MARQUETTE - She's a small-town girl, from rural Carney in the Upper Peninsula.
He's a city boy, born and raised in east Detroit.
He's been playing instruments since he was a child. She's only been singing for a few years.
But together, John Mallo and Rebecca Ferguson are finding perfect harmony as Rebecca and John, performing everything from classics like "At Last" to current hits like Cee Lo's "Forget You" for captivated audiences.
They're working on a CD of original music they hope to have available for sale within the month.
Mallo, who grew up in what is now called Eastpointe, names his mother as an early influence on his love for music.
5 for Ferguson, Mallo
We asked Rebecca Ferguson and John Mallo to list five examples of music one might hear at one of their shows. In addition to originals,they listed:
Tori Amos Alison Krauss
Annie Lennox Colbie Caillat "standards"
On the Web
"My mom listened to the hip stations all the time," he said. "I am a Motown guy. And I love The Beatles. I guess I would say I have eclectic taste ... Uriah Heep, Led Zepplin ... I was going to concerts constantly."
As a kid, Mallo started out on the drums.

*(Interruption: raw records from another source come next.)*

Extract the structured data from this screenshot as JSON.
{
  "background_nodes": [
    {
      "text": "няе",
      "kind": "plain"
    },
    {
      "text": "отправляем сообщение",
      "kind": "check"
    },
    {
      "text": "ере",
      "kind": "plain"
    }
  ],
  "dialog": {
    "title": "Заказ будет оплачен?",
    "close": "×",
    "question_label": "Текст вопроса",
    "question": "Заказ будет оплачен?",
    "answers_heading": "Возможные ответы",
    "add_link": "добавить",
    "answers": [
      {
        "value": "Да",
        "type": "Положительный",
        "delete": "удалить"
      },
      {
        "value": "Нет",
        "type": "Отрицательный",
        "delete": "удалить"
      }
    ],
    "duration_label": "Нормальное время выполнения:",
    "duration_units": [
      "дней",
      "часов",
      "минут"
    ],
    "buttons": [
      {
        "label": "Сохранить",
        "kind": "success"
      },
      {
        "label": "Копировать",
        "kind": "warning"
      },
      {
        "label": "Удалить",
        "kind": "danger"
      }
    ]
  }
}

"I took lessons from a guy who was in Soupy Sales' house band," he said. "But then I got into girls and baseball and he told me, 'Maybe you should just play baseball.' So I did."
But Mallo's love for music drew him back.
"I became a bass player by default," he said. "I was in a reggae band based out of Big Bay and got into it. The bass is the perfect marriage of the drums and the guitar."
James Jamerson, who played on many classic Motown hits, was a bass player Mallo admires.
"I don't idolize musicians, but he's the one," Mallo said. "I learned all his basslines, the way he'd play them. I don't do them as well but ..."
In 1980, Mallo said he "escaped" lower Michigan to move to the U.P. He taught for several years, including at the Powell Township School in Big Bay.
"Then I became a stay-at-home dad, carpenter and musician," he said. He and his wife, Margi Licht-Mallo, live in Marquette and have three kids. Son Casey lives in Mexico, son Andrew is in Honduras, and daughter Savannah is a senior at Marquette Senior High School.
"My daughter can listen to Motown tunes and tell you instantly if James Jamerson is playing on it," he said. "She knows. She can't sit down if it's him, she's up and out of the chair dancing. It's eerie."
All three of his children help him keep current with music.
"My daughter turned me on to Colbie Calliat and Christina Perry," he said. "Casey has introduced me to techno-Spanish. And Andrew did a hip-hop show on Radio X.
"Musicians should like music," Mallo said. "And people like good songs."
Rebecca Ferguson, nee Kramer, definitely likes good songs. While she didn't start singing until 2001, that wasn't the start of her musical interest.
"I have a lot of musical influences, but my grandpa, Adolph, was a big influence," she said. "He played the violin and the piano and played a lot of standards, waltzes and folksy tunes."
Ferguson followed in his instrumental footsteps, but wasn't a vocalist until she came to Northern Michigan University.
"I didn't start singing until my first year of college," she said. "I decided to take voice lessons and it went from there on. I am classically trained and did the opera thing and musical theater for a long time."
She and her filmmaker husband, Dana, have a son, Sebastian, who's 2 years old. She also has two stepsons, Jake and Oliver.
How did performers with such diverse backgrounds as Ferguson and Mallo meet?
"Derrell (Syria) asked us both to perform at one of his 'and Friends' library things," Mallo said. "We went to Gary Parkkonen's house for rehearsal and started working on songs. We clicked."
The pair decided to try a duet act.
"We have the same work ethic and we both love music," Ferguson said.
"We practice a lot," Mallo said. "We want to know all the parts of the songs we do."
Ferguson provides most of the vocal power, while Mallo plays the guitar/guitar synthesizer.
"And I have a drum machine that I programmed. I hear myself playing the drums when I turn it on," he said.
The two are writing original songs as well for their CD, which will be called "Here We Are."
"John writes music from my life experiences," Ferguson said with a smile.
Mallo grinned in return: "It's true. I write like a 30-year-old woman. ... Really, the feelings are the same. Men and women are just different sometimes in how we express it."
Ferguson added: "John has encouraged me to start writing lyrics as well."
They're working together to get their original CD completed.
"Hopefully in a month or so," Mallo said. "We will be doing some festivals as a duet and we'd like to have some originals available for people to purchase of us playing together."
At performances, the duo offers a wide range of music.
"The coolest thing in music lately has been 'Glee,' so some of what we do is 'Glee-ish'," Mallo said. "For instance, we do 'Landslide' but in a way that's different. It appeals to a broader fan base."